A Short History of Lovettsville
SHORT HISTORY OF THE TOWN
The Town of Lovettsville and the surrounding area possess a number of features which make our area unique in the region, and indeed in the country as a whole. Our vision should be to recognize and preserve those features which provide our singular character as a community, while at the same time accommodating new commercial and residential growth and welcoming new residents.
For about two centuries, Lovettsville was a largely self-sufficient, rural community, one in which people worked in the vicinity of where they lived. Lovettsville was a working town with a vibrant commercial center serving farms in the surrounding area. Almost every building in the historic part of the town had a commercial purpose at one point or another.
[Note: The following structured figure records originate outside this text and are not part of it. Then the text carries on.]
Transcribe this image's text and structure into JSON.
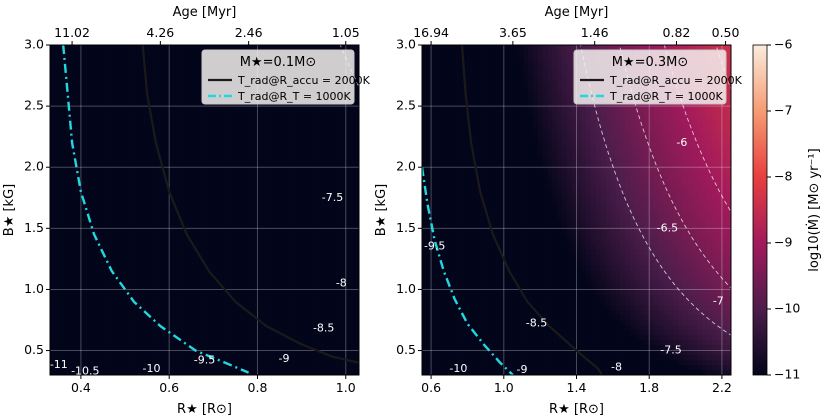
{
  "chart_data": [
    {
      "type": "heatmap",
      "title": "M★ = 0.1 M⊙",
      "xlabel": "R★ [R⊙]",
      "ylabel": "B★ [kG]",
      "top_label": "Age [Myr]",
      "xlim": [
        0.33,
        1.03
      ],
      "ylim": [
        0.3,
        3.0
      ],
      "x_ticks": [
        0.4,
        0.6,
        0.8,
        1.0
      ],
      "x_tick_labels": [
        "0.4",
        "0.6",
        "0.8",
        "1.0"
      ],
      "y_ticks": [
        0.5,
        1.0,
        1.5,
        2.0,
        2.5,
        3.0
      ],
      "y_tick_labels": [
        "0.5",
        "1.0",
        "1.5",
        "2.0",
        "2.5",
        "3.0"
      ],
      "top_ticks": [
        0.38,
        0.58,
        0.78,
        1.0
      ],
      "top_tick_labels": [
        "11.02",
        "4.26",
        "2.46",
        "1.05"
      ],
      "grid": true,
      "legend_position": "top-right",
      "legend_title": "M★=0.1M⊙",
      "legend": [
        {
          "label": "T_rad@R_accu = 2000K",
          "style": "solid",
          "color": "#1a1a1a"
        },
        {
          "label": "T_rad@R_T = 1000K",
          "style": "dashdot",
          "color": "#22d8e0"
        }
      ],
      "colormap_model": {
        "base_log_mdot": -12.2,
        "coef_logR": 7.5,
        "coef_logB": 2.6
      },
      "contour_levels": [
        -11,
        -10.5,
        -10,
        -9.5,
        -9,
        -8.5,
        -8,
        -7.5
      ],
      "contour_labels": [
        {
          "level": -11,
          "text": "-11",
          "x": 0.35,
          "y": 0.38
        },
        {
          "level": -10.5,
          "text": "-10.5",
          "x": 0.41,
          "y": 0.33
        },
        {
          "level": -10,
          "text": "-10",
          "x": 0.56,
          "y": 0.35
        },
        {
          "level": -9.5,
          "text": "-9.5",
          "x": 0.68,
          "y": 0.42
        },
        {
          "level": -9,
          "text": "-9",
          "x": 0.86,
          "y": 0.43
        },
        {
          "level": -8.5,
          "text": "-8.5",
          "x": 0.95,
          "y": 0.68
        },
        {
          "level": -8,
          "text": "-8",
          "x": 0.99,
          "y": 1.05
        },
        {
          "level": -7.5,
          "text": "-7.5",
          "x": 0.97,
          "y": 1.75
        }
      ],
      "curve_2000K": {
        "x": [
          0.54,
          0.55,
          0.57,
          0.6,
          0.64,
          0.69,
          0.75,
          0.82,
          0.9,
          0.97,
          1.03
        ],
        "y": [
          3.0,
          2.6,
          2.2,
          1.8,
          1.45,
          1.15,
          0.9,
          0.7,
          0.55,
          0.45,
          0.4
        ]
      },
      "curve_1000K": {
        "x": [
          0.36,
          0.37,
          0.38,
          0.4,
          0.43,
          0.47,
          0.52,
          0.58,
          0.66,
          0.74,
          0.78
        ],
        "y": [
          3.0,
          2.6,
          2.2,
          1.8,
          1.45,
          1.15,
          0.9,
          0.7,
          0.5,
          0.38,
          0.32
        ]
      }
    },
    {
      "type": "heatmap",
      "title": "M★ = 0.3 M⊙",
      "xlabel": "R★ [R⊙]",
      "ylabel": "B★ [kG]",
      "top_label": "Age [Myr]",
      "xlim": [
        0.55,
        2.25
      ],
      "ylim": [
        0.3,
        3.0
      ],
      "x_ticks": [
        0.6,
        1.0,
        1.4,
        1.8,
        2.2
      ],
      "x_tick_labels": [
        "0.6",
        "1.0",
        "1.4",
        "1.8",
        "2.2"
      ],
      "y_ticks": [
        0.5,
        1.0,
        1.5,
        2.0,
        2.5,
        3.0
      ],
      "y_tick_labels": [
        "0.5",
        "1.0",
        "1.5",
        "2.0",
        "2.5",
        "3.0"
      ],
      "top_ticks": [
        0.6,
        1.05,
        1.5,
        1.95,
        2.22
      ],
      "top_tick_labels": [
        "16.94",
        "3.65",
        "1.46",
        "0.82",
        "0.50"
      ],
      "grid": true,
      "legend_position": "top-right",
      "legend_title": "M★=0.3M⊙",
      "legend": [
        {
          "label": "T_rad@R_accu = 2000K",
          "style": "solid",
          "color": "#1a1a1a"
        },
        {
          "label": "T_rad@R_T = 1000K",
          "style": "dashdot",
          "color": "#22d8e0"
        }
      ],
      "colormap_model": {
        "base_log_mdot": -12.4,
        "coef_logR": 8.2,
        "coef_logB": 2.4
      },
      "contour_levels": [
        -10,
        -9.5,
        -9,
        -8.5,
        -8,
        -7.5,
        -7,
        -6.5,
        -6
      ],
      "contour_labels": [
        {
          "level": -10,
          "text": "-10",
          "x": 0.75,
          "y": 0.35
        },
        {
          "level": -9.5,
          "text": "-9.5",
          "x": 0.62,
          "y": 1.35
        },
        {
          "level": -9,
          "text": "-9",
          "x": 1.1,
          "y": 0.34
        },
        {
          "level": -8.5,
          "text": "-8.5",
          "x": 1.18,
          "y": 0.72
        },
        {
          "level": -8,
          "text": "-8",
          "x": 1.62,
          "y": 0.36
        },
        {
          "level": -7.5,
          "text": "-7.5",
          "x": 1.92,
          "y": 0.5
        },
        {
          "level": -7,
          "text": "-7",
          "x": 2.18,
          "y": 0.9
        },
        {
          "level": -6.5,
          "text": "-6.5",
          "x": 1.9,
          "y": 1.5
        },
        {
          "level": -6,
          "text": "-6",
          "x": 1.98,
          "y": 2.2
        }
      ],
      "curve_2000K": {
        "x": [
          0.77,
          0.79,
          0.82,
          0.87,
          0.94,
          1.03,
          1.13,
          1.25,
          1.4,
          1.52,
          1.54
        ],
        "y": [
          3.0,
          2.6,
          2.2,
          1.8,
          1.45,
          1.15,
          0.9,
          0.7,
          0.5,
          0.35,
          0.3
        ]
      },
      "curve_1000K": {
        "x": [
          0.55,
          0.58,
          0.62,
          0.67,
          0.73,
          0.8,
          0.89,
          0.98,
          1.05
        ],
        "y": [
          2.0,
          1.7,
          1.4,
          1.15,
          0.92,
          0.72,
          0.55,
          0.4,
          0.3
        ]
      }
    }
  ],
  "colorbar": {
    "label": "log10(Ṁ) [M⊙ yr⁻¹]",
    "range": [
      -11,
      -6
    ],
    "ticks": [
      -11,
      -10,
      -9,
      -8,
      -7,
      -6
    ],
    "tick_labels": [
      "−11",
      "−10",
      "−9",
      "−8",
      "−7",
      "−6"
    ]
  },
  "colors": {
    "cmap": [
      "#03051a",
      "#4c1d4b",
      "#a11a5b",
      "#e83f3f",
      "#f69c73",
      "#faebdd"
    ],
    "curve_2000K": "#1a1a1a",
    "curve_1000K": "#22d8e0",
    "contour": "#ffffff"
  }
}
Culturally and socially, Lovettsville was much more closely associated with Frederick County, Maryland, than with the rest of Loudoun County. Among the long-time residents, that still remains true today. This feature arose from the fact that the 18th century settlers came from the north – from Pennsylvania and Maryland – rather than from the south and east (Tidewater Virginia) as is the case for the rest of Loudoun County. The early settlers were mostly German-Americans, whose families had come from Pennsylvania (and New York), through Western Maryland; some continued on into the Shenandoah Valley, starting in about 1731, but many saw no reason to go any farther.
These German-Americans were fiercely patriotic in the Revolutionary War, and also later during the Civil War. The Lovettsville area voted overwhelming against secession (88 percent opposed) in 1861, and, along with Waterford (a Quaker community), raised the only organized military unit from the present state of Virginia which fought for the United States of America–the Independent Loudoun Virginia Rangers.
Even before the Town was laid out in 1820, there were one or two general stores here: Thrasher’s Store and Douglas & Fulton’s Store, probably on the north side of what is now E. Broad Way. A building “boom” was triggered by the completion of the B&O Railroad and the C&O Canal, to Berlin (Brunswick) in 1832, which allowed farmers to ship grains and other crops to Georgetown and Alexandria, and enabled merchants to obtain goods from Baltimore and later other cities. By 1835, there were four stores, two boot and shoe factories, a cabinet maker, a tailor, a saddler, milliner, and a tavern.
The African American Methodist Episcopal Church, school, and cemetery was founded in 1869 by five former slaves, who moved here from Orange County, Virginia because the Lovettsville area had a tradition of anti-slavery. The structure is located at the intersection of N. Berlin Pike and W. Broad Way.
In 1880, when the Town’s population was 92, the Town contained two general stores, a millinery store, a jewelry shop, a clothing store, a furniture store, and two blacksmith shops.
By the 1888-91 period, there were operating in Lovettsville: one baker, three blacksmith/wheelwrights, one coach/wagon maker, one dry goods merchant, one florist, one furniture dealer, three general merchants, one livery stable, one millinery store, two mills, one saddle/harness maker, one physician, two dentists, and one undertaker.
Around the turn of the century, in addition to those business establishments listed above, there were a total of four stores, three blacksmith shops, plus two fertilizer houses, a wheelwright’s shop, an undertaking parlor, two tombstone shops, a harness shop, a livery stable, and Reamer’s hotel, (plus a jail, five churches, and two schools).
In the 1930s, there were five general stores in Lovettsville, which among them sold groceries, meat, farm supplies, including feed and seed, and gasoline and kerosene. There were also a number of livestock dealers in town. Other businesses were a meat store and butcher shop, at least two creameries, a couple of barber shops, and a blacksmith shop. There were three auto dealers in Town, representing the once “Big Three” — selling Ford, Chrysler, and Chevrolet products.